6. Campaign against coastal tribes [6.21-6.23, pp. 256-259]
How does Arrian describe the tribes that Alexander encounters along the coast (i.e. Oreitae, Arabitai, Gedrosians)? What do they have, if anything, that is of value to Alexander in this coastal region as his army continues west? Which is more formidable here, the unsubdued tribes or the geography itself? Do you suppose that Alexander’s judgment is in any way in question concerning army and navy operations in this area? How difficult is it becoming to supply both land and naval forces while traversing this region?

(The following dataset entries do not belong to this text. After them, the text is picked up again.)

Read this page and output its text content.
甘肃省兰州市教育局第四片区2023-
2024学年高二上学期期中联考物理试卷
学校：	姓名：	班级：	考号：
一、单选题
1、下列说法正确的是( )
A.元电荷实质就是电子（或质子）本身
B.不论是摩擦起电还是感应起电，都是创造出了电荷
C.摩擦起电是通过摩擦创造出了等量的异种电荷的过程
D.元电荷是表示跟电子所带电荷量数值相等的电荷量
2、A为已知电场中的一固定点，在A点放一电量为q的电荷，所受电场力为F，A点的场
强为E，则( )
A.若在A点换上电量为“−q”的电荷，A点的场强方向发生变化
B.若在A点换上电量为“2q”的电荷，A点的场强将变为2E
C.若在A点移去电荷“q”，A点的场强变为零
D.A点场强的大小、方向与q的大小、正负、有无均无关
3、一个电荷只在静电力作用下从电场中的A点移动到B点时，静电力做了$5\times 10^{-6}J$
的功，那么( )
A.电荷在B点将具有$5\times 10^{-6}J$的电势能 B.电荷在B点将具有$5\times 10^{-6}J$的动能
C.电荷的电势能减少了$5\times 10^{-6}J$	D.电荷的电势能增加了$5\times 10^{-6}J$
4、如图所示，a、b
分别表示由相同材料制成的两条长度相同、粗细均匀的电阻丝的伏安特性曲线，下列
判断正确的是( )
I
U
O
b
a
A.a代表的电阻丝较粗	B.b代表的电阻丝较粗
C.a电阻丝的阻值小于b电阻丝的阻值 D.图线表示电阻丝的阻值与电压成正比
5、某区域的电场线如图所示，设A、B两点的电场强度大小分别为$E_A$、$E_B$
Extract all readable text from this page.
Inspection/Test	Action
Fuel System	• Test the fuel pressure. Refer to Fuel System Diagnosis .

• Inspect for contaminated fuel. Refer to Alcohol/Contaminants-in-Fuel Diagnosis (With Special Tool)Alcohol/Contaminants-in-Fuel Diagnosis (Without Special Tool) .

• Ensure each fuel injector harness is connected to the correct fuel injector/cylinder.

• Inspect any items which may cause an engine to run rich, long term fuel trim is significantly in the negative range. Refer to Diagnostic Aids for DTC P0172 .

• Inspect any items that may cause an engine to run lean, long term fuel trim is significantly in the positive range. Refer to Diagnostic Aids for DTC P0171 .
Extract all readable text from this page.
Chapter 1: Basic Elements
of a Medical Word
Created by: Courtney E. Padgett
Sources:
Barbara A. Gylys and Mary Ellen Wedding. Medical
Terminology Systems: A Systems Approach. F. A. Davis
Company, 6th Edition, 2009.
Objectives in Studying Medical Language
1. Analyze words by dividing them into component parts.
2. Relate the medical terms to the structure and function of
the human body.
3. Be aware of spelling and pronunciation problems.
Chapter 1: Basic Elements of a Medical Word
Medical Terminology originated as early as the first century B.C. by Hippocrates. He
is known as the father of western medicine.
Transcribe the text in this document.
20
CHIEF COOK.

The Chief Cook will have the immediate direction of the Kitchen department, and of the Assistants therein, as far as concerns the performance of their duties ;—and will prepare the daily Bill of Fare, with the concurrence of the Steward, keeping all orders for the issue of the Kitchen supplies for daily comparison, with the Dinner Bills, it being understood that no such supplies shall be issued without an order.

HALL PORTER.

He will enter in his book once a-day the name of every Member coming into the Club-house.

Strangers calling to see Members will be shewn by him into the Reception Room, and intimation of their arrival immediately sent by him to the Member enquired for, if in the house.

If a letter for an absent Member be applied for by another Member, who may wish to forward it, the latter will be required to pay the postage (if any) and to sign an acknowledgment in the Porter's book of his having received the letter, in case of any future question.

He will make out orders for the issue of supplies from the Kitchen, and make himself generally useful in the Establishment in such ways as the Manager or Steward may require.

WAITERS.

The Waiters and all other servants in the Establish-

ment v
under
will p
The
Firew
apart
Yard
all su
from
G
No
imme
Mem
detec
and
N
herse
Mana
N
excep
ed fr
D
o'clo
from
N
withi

7. Water [6.24-6.26, pp. 260-262]
Many speculations have been written as to why Alexander chose this coastal route to travel with this part of his army as well as his whole navy. What does Arrian think about Alexander’s motives for crossing this Indian Ocean coastal region on his way back West? How does Arrian assess Alexander’s strategy at this point? Does Arrian condemn Alexander for making a bad decision or does he sympathize with him and his army for having to undergo such a trial by necessity? How is Alexander’s ability to lead his troops affected by the hardships of this route? Why was even an abundance of fresh water a liability as well as its periodic scarcity?
8. Out of the desert [6.27-6.30, pp. 262-270]
It seems that even in the desert Alexander had adequate communications with his subordinates elsewhere in the empire. Once he and his army have cleared the worst of the desert march, what new threats does Alexander face? Based on his decisions regarding his subordinates and satraps, how does Alexander view the well-being of his subjects in these eastern regions? What stories are being circulated about him at this point? Does Alexander still seem Macedonian or does he seem to be more of a Persian king? How do Alexander’s decisions regarding Cyrus’ tomb and the palace complex at Persepolis support your answer?